Sur la demande de dommages et intérêts
En application de l’article 1231-6 du code civil, les dommages et intérêts dus à raison du retard dans le paiement d’une obligation de somme d’argent consistent dans l’intérêt au taux légal, à compter de la mise en demeure.
Ces dommages et intérêts sont dus sans que le créancier soit tenu de justifier d’aucune perte.
Le créancier auquel son débiteur a causé, par sa mauvaise foi, un préjudice indépendant du retard dans l’exécution de l’obligation, peut obtenir des dommages et intérêts distincts des intérêts moratoires de la créance.
Faute d’apporter la preuve de la mauvaise foi de Monsieur [A] [X], le syndicat des copropriétaires sera débouté de sa demande de dommages et intérêts.
Sur les demandes accessoires
Partie perdante au sens de l’article 696 du code de procédure civile, Monsieur [A] [X] sera condamné aux entiers dépens et à payer au syndicat demandeur la somme de 1 000 euros en application de l’article 700 du code de procédure civile.

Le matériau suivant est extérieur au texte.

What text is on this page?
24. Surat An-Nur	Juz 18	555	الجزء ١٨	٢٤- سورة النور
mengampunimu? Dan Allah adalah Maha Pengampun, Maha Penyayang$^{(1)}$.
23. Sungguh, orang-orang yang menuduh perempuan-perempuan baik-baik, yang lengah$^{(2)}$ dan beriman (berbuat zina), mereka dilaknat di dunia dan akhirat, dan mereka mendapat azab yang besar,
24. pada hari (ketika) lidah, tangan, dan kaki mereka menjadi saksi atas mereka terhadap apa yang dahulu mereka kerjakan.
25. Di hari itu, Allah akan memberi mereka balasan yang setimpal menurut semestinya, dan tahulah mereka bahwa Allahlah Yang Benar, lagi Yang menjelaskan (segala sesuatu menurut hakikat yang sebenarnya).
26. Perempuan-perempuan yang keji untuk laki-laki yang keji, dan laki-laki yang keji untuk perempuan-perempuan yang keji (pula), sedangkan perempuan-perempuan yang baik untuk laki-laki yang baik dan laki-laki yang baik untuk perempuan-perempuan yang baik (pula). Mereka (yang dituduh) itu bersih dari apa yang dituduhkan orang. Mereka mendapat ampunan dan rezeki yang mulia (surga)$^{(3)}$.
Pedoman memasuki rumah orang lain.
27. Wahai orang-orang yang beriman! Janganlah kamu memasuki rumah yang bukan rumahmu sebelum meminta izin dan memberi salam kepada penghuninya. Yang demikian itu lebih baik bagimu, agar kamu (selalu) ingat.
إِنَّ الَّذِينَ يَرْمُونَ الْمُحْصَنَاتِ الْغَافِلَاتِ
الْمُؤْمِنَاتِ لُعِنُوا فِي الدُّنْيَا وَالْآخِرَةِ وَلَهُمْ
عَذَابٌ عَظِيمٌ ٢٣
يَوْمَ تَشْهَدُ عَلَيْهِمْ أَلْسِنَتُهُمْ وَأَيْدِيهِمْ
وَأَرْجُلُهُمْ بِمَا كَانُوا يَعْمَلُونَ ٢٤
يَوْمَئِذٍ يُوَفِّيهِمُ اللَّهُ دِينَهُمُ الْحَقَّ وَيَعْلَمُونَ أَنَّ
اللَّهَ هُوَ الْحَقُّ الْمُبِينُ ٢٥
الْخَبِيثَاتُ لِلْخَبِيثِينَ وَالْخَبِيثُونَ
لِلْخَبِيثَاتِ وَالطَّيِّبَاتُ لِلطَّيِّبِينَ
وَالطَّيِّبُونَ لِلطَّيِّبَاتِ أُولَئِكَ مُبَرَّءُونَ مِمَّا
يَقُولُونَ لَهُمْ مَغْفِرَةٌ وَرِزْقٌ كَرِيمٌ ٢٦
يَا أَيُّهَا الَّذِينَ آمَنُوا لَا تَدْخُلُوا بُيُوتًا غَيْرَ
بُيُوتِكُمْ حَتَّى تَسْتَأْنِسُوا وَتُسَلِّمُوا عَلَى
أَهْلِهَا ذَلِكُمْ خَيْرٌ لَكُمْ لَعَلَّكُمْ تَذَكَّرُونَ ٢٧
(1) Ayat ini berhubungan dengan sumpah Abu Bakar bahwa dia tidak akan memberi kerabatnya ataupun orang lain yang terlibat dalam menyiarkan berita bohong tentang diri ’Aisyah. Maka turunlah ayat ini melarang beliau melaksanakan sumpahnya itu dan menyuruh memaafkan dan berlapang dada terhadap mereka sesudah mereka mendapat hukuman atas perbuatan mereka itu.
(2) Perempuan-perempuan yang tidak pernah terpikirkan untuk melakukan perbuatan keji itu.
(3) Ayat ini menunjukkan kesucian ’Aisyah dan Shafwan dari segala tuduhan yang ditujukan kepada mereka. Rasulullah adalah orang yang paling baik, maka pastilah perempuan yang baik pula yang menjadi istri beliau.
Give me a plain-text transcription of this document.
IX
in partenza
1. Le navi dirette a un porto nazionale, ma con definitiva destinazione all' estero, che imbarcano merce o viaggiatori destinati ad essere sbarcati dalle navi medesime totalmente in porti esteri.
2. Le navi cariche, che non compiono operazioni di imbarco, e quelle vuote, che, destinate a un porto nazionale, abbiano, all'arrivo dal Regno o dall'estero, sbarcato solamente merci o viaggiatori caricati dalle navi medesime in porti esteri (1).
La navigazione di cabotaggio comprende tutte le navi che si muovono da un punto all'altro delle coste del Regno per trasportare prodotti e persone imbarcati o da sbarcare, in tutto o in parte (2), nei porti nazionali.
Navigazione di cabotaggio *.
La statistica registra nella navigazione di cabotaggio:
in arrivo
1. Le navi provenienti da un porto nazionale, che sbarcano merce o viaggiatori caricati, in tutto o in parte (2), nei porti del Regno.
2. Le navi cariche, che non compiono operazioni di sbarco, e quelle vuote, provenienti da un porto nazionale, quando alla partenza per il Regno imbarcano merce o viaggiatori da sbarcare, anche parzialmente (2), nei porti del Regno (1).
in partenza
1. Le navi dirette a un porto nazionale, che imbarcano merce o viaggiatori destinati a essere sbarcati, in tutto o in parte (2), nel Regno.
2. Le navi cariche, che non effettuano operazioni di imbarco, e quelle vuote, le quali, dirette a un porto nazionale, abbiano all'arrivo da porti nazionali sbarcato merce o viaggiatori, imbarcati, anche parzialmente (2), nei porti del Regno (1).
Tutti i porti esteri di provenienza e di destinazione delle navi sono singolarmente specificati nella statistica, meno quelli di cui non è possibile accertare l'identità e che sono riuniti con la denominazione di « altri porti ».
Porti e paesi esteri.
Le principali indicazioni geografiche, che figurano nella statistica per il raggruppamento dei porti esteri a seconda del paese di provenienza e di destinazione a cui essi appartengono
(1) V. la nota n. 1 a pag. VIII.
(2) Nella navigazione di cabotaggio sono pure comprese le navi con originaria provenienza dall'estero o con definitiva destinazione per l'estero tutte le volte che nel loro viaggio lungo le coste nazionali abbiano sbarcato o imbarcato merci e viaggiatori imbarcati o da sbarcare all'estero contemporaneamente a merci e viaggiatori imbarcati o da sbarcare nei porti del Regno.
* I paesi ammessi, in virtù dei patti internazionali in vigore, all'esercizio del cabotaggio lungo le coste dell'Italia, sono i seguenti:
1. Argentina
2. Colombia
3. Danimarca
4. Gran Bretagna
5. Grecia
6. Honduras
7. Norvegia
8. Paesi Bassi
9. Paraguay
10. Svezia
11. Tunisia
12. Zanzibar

Conformément à l’article 514 du code de procédure civile, le présent jugement est assorti de l’exécution provisoire de droit, sans qu’il y ait lieu de le rappeler au dispositif de la décision.
PAR CES MOTIFS,
Le tribunal,
— Condamne Monsieur [A] [X] à payer au syndicat des copropriétaires de l’immeuble sis [Adresse 1] à [Localité 8] (93) la somme de 6 563,26 euros à titre d’arriéré de charges de copropriété selon décompte arrêté au 3 juillet 2024, appel provisionnel du 3ème trimestre 2024 inclus, et ce, avec intérêts au taux légal à compter du présent jugement,
— Ordonne la capitalisation des intérêts dus au moins pour une année entière,
— Déboute le syndicat des copropriétaires de l’immeuble sis [Adresse 1] à [Localité 8] (93) de sa demande au titre de l’article 10-1 de la loi du 10 juillet 1965 modifiée par l’ordonnance n°2019-1101 du 30 octobre 2019,
— Déboute le syndicat des copropriétaires de l’immeuble sis [Adresse 1] à [Localité 8] (93) de sa demande de dommages et intérêts,
— Condamne Monsieur [A] [X] à payer au syndicat des copropriétaires de l’immeuble sis [Adresse 1] à [Localité 8] (93) la somme de 1 000 euros en application de l’article 700 du code de procédure civile ;
— Condamne Monsieur [A] [X] aux dépens.
La minute de la présente décision a été signée par Madame Aliénor CORON, Juge, assistée de Madame Sakina HAFFOU, Greffier présente lors de son prononcé.
Fait au Palais de Justice, le 05 Mai 2025.